La suciedad de los callejones, el hedor que se extiende por toda la ciudad desde los contenedores de basura abiertos, los infinitos socavones en calles y aceras, las subidas y bajadas, todo ese desorden, esa confusión y ese caos que convierten Estambul en ella misma, me provocan la impresión de que no es la ciudad la insuficiente, mala y deficiente, sino mi vida y mi alma. Es como si la ciudad fuera para mí un castigo merecido y yo algo que la contamina. Cuando una profunda tristeza y una intensa amargura se filtran de la ciudad a mí y de mí a la ciudad, noto que ya no me queda nada que hacer: yo, como la ciudad, soy un muerto viviente, un cadáver que respira, un miserable condenado a la derrota y a la suciedad, tal y como me hacen notar las calles y las aceras.
Orham Pamuk, “Estambul. Ciudad y recuerdos”.

Quizá no fue solo invierno. Comenzamos de manera algo precaria, con tiempo desfigurado, y los estigmas del invierno han ocupado casi por completo las huellas de mi memoria.
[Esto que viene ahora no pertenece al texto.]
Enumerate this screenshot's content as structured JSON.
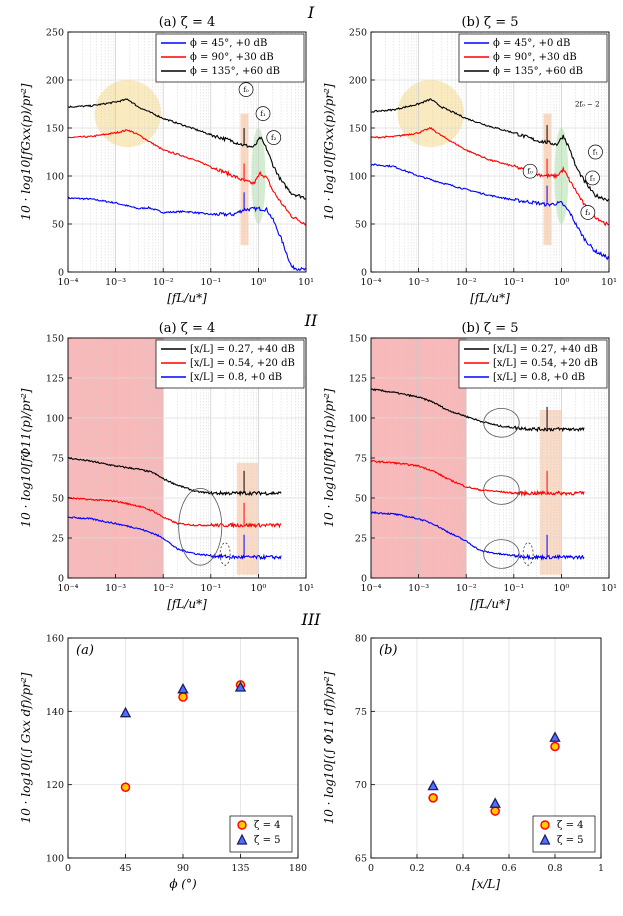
{
  "section_labels": [
    "I",
    "II",
    "III"
  ],
  "chart_data": [
    {
      "id": "I-a",
      "type": "line",
      "title": "(a) ζ = 4",
      "xlabel": "[fL/u*]",
      "ylabel": "10 · log10[fGxx(p)/pr²]",
      "xscale": "log",
      "xlim": [
        0.0001,
        10
      ],
      "ylim": [
        0,
        250
      ],
      "xticks": [
        "10⁻⁴",
        "10⁻³",
        "10⁻²",
        "10⁻¹",
        "10⁰",
        "10¹"
      ],
      "yticks": [
        "0",
        "50",
        "100",
        "150",
        "200",
        "250"
      ],
      "series": [
        {
          "name": "ϕ = 45°, +0 dB",
          "color": "#0000ff",
          "x": [
            0.0001,
            0.0003,
            0.001,
            0.003,
            0.005,
            0.01,
            0.03,
            0.1,
            0.3,
            0.5,
            1,
            1.5,
            2,
            3,
            5,
            10
          ],
          "y": [
            77,
            76,
            72,
            66,
            67,
            62,
            63,
            60,
            60,
            65,
            66,
            65,
            55,
            35,
            5,
            2
          ]
        },
        {
          "name": "ϕ = 90°, +30 dB",
          "color": "#ff0000",
          "x": [
            0.0001,
            0.0003,
            0.001,
            0.0018,
            0.003,
            0.01,
            0.03,
            0.1,
            0.3,
            0.5,
            0.8,
            1.1,
            1.5,
            2,
            3,
            5,
            10
          ],
          "y": [
            140,
            141,
            145,
            148,
            143,
            127,
            120,
            110,
            100,
            95,
            92,
            103,
            98,
            85,
            72,
            58,
            50
          ]
        },
        {
          "name": "ϕ = 135°, +60 dB",
          "color": "#000000",
          "x": [
            0.0001,
            0.0003,
            0.001,
            0.0018,
            0.003,
            0.01,
            0.03,
            0.1,
            0.3,
            0.5,
            0.8,
            1.1,
            1.5,
            2,
            3,
            5,
            10
          ],
          "y": [
            172,
            173,
            177,
            180,
            172,
            160,
            152,
            143,
            136,
            132,
            130,
            140,
            128,
            112,
            95,
            82,
            77
          ]
        }
      ],
      "annotations": [
        "f₀",
        "f₁",
        "f₂"
      ]
    },
    {
      "id": "I-b",
      "type": "line",
      "title": "(b) ζ = 5",
      "xlabel": "[fL/u*]",
      "ylabel": "10 · log10[fGxx(p)/pr²]",
      "xscale": "log",
      "xlim": [
        0.0001,
        10
      ],
      "ylim": [
        0,
        250
      ],
      "xticks": [
        "10⁻⁴",
        "10⁻³",
        "10⁻²",
        "10⁻¹",
        "10⁰",
        "10¹"
      ],
      "yticks": [
        "0",
        "50",
        "100",
        "150",
        "200",
        "250"
      ],
      "series": [
        {
          "name": "ϕ = 45°, +0 dB",
          "color": "#0000ff",
          "x": [
            0.0001,
            0.0003,
            0.001,
            0.003,
            0.01,
            0.03,
            0.1,
            0.3,
            0.5,
            1,
            1.5,
            2,
            3,
            5,
            10
          ],
          "y": [
            112,
            110,
            100,
            93,
            86,
            80,
            75,
            72,
            70,
            72,
            62,
            50,
            35,
            22,
            14
          ]
        },
        {
          "name": "ϕ = 90°, +30 dB",
          "color": "#ff0000",
          "x": [
            0.0001,
            0.0003,
            0.001,
            0.0018,
            0.003,
            0.01,
            0.03,
            0.1,
            0.3,
            0.5,
            0.8,
            1.1,
            1.5,
            2,
            3,
            5,
            10
          ],
          "y": [
            140,
            141,
            145,
            150,
            142,
            127,
            117,
            110,
            102,
            100,
            100,
            107,
            95,
            85,
            70,
            58,
            48
          ]
        },
        {
          "name": "ϕ = 135°, +60 dB",
          "color": "#000000",
          "x": [
            0.0001,
            0.0003,
            0.001,
            0.0018,
            0.003,
            0.01,
            0.03,
            0.1,
            0.3,
            0.5,
            0.8,
            1.1,
            1.5,
            2,
            3,
            5,
            10
          ],
          "y": [
            167,
            169,
            175,
            180,
            172,
            160,
            152,
            145,
            137,
            135,
            133,
            142,
            128,
            110,
            95,
            80,
            75
          ]
        }
      ],
      "annotations": [
        "2f₀ − 2",
        "f₀",
        "f₁",
        "f₂",
        "f₃"
      ]
    },
    {
      "id": "II-a",
      "type": "line",
      "title": "(a) ζ = 4",
      "xlabel": "[fL/u*]",
      "ylabel": "10 · log10[fΦ11(p)/pr²]",
      "xscale": "log",
      "xlim": [
        0.0001,
        10
      ],
      "ylim": [
        0,
        150
      ],
      "xticks": [
        "10⁻⁴",
        "10⁻³",
        "10⁻²",
        "10⁻¹",
        "10⁰",
        "10¹"
      ],
      "yticks": [
        "0",
        "25",
        "50",
        "75",
        "100",
        "125",
        "150"
      ],
      "series": [
        {
          "name": "[x/L] = 0.27, +40 dB",
          "color": "#000000",
          "x": [
            0.0001,
            0.0003,
            0.001,
            0.003,
            0.006,
            0.01,
            0.02,
            0.05,
            0.1,
            0.3,
            1,
            3
          ],
          "y": [
            75,
            73,
            70,
            68,
            66,
            62,
            58,
            54,
            53,
            53,
            53,
            53
          ]
        },
        {
          "name": "[x/L] = 0.54, +20 dB",
          "color": "#ff0000",
          "x": [
            0.0001,
            0.0003,
            0.001,
            0.003,
            0.006,
            0.01,
            0.02,
            0.05,
            0.1,
            0.3,
            1,
            3
          ],
          "y": [
            50,
            49,
            48,
            45,
            42,
            38,
            34,
            33,
            33,
            33,
            33,
            33
          ]
        },
        {
          "name": "[x/L] = 0.8, +0 dB",
          "color": "#0000ff",
          "x": [
            0.0001,
            0.0003,
            0.001,
            0.003,
            0.006,
            0.01,
            0.02,
            0.05,
            0.1,
            0.3,
            1,
            3
          ],
          "y": [
            38,
            37,
            34,
            31,
            28,
            25,
            18,
            15,
            14,
            13,
            13,
            13
          ]
        }
      ]
    },
    {
      "id": "II-b",
      "type": "line",
      "title": "(b) ζ = 5",
      "xlabel": "[fL/u*]",
      "ylabel": "10 · log10[fΦ11(p)/pr²]",
      "xscale": "log",
      "xlim": [
        0.0001,
        10
      ],
      "ylim": [
        0,
        150
      ],
      "xticks": [
        "10⁻⁴",
        "10⁻³",
        "10⁻²",
        "10⁻¹",
        "10⁰",
        "10¹"
      ],
      "yticks": [
        "0",
        "25",
        "50",
        "75",
        "100",
        "125",
        "150"
      ],
      "series": [
        {
          "name": "[x/L] = 0.27, +40 dB",
          "color": "#000000",
          "x": [
            0.0001,
            0.0003,
            0.001,
            0.002,
            0.004,
            0.01,
            0.02,
            0.05,
            0.1,
            0.3,
            1,
            3
          ],
          "y": [
            118,
            116,
            113,
            110,
            105,
            101,
            98,
            95,
            94,
            93,
            93,
            93
          ]
        },
        {
          "name": "[x/L] = 0.54, +20 dB",
          "color": "#ff0000",
          "x": [
            0.0001,
            0.0003,
            0.001,
            0.002,
            0.004,
            0.01,
            0.02,
            0.05,
            0.1,
            0.3,
            1,
            3
          ],
          "y": [
            73,
            72,
            70,
            67,
            62,
            57,
            55,
            54,
            53,
            53,
            53,
            53
          ]
        },
        {
          "name": "[x/L] = 0.8, +0 dB",
          "color": "#0000ff",
          "x": [
            0.0001,
            0.0003,
            0.001,
            0.002,
            0.004,
            0.01,
            0.02,
            0.05,
            0.1,
            0.3,
            1,
            3
          ],
          "y": [
            41,
            40,
            37,
            34,
            29,
            23,
            17,
            15,
            14,
            13,
            13,
            13
          ]
        }
      ]
    },
    {
      "id": "III-a",
      "type": "scatter",
      "title": "(a)",
      "xlabel": "ϕ (°)",
      "ylabel": "10 · log10[(∫ Gxx df)/pr²]",
      "xlim": [
        0,
        180
      ],
      "ylim": [
        100,
        160
      ],
      "xticks": [
        "0",
        "45",
        "90",
        "135",
        "180"
      ],
      "yticks": [
        "100",
        "120",
        "140",
        "160"
      ],
      "series": [
        {
          "name": "ζ = 4",
          "marker": "circle",
          "fill": "#ffcc00",
          "stroke": "#ff0000",
          "x": [
            45,
            90,
            135
          ],
          "y": [
            119.3,
            143.9,
            147.2
          ]
        },
        {
          "name": "ζ = 5",
          "marker": "triangle",
          "fill": "#4f6fff",
          "stroke": "#1a1a66",
          "x": [
            45,
            90,
            135
          ],
          "y": [
            139.5,
            146.0,
            146.5
          ]
        }
      ]
    },
    {
      "id": "III-b",
      "type": "scatter",
      "title": "(b)",
      "xlabel": "[x/L]",
      "ylabel": "10 · log10[(∫ Φ11 df)/pr²]",
      "xlim": [
        0,
        1
      ],
      "ylim": [
        65,
        80
      ],
      "xticks": [
        "0",
        "0.2",
        "0.4",
        "0.6",
        "0.8",
        "1"
      ],
      "yticks": [
        "65",
        "70",
        "75",
        "80"
      ],
      "series": [
        {
          "name": "ζ = 4",
          "marker": "circle",
          "fill": "#ffcc00",
          "stroke": "#ff0000",
          "x": [
            0.27,
            0.54,
            0.8
          ],
          "y": [
            69.1,
            68.2,
            72.6
          ]
        },
        {
          "name": "ζ = 5",
          "marker": "triangle",
          "fill": "#4f6fff",
          "stroke": "#1a1a66",
          "x": [
            0.27,
            0.54,
            0.8
          ],
          "y": [
            69.9,
            68.7,
            73.2
          ]
        }
      ]
    }
  ]
}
Cuando llegué al Albaicín el primer día del curso, después de un penoso viaje en coche desde Sevilla, ya se había hecho el reparto de casas por grupo. Yo había anunciado que trabajaría sobre lo que nos tocara, sin preferencias. Pero las caras de mis alumnos eran poemas chinos. Manolo había elegido las más bonitas, las más parecidas a sobrios palacios castellanos, de patios columnados y adintelados; Jordi eligió las mayores y más despejadas, mientras Ramón había apalabrado complejos y misteriosos acuerdos económicos con los propietarios de las suyas, convencidos de las posibilidades mercantiles de la academia. Trataron de consolarme diciéndome que mis casas, por llamarlas algo educado, recordaban, en detalle, al mejor y más desconocido Jujol joven. Aún así, en vez de llegar a las manos, terminamos siendo solidarios expertos en la sutil cocina celíaca mudéjar nazarí y expertos colegas en los poderes del cointreau a la intemperie claustral de invierno. Un magma, dos magmas, amorfos de materias (no podíamos reconocer materiales), funciones (suponíamos que para algo servirían, sin identificar ninguna en concreto) y personas (de parentesco y afectos mutuos desconocidos) superpuestas, yuxtapuestas y amontonadas que presentaban ante nosotros la sólida apariencia de un trozo indefinido de pavo densamente trufado de sustancias diversas: por sitios, duro como una roca, por sitios, blando como pelotas de goma. Para mí, en realidad, casi nada nuevo, en relación a otros centros de parecidas historias. Nunca me sentí un extraño en esa Granada sucia, vieja, desfigurada, sin fuentes ni canalitos de agua, sin cipreses ni setos ni pájaros que cantaran. Lo que otras veces eran los residuos mudos de mil batallas, aquí eran caparazones secretos de seres todavía vivos.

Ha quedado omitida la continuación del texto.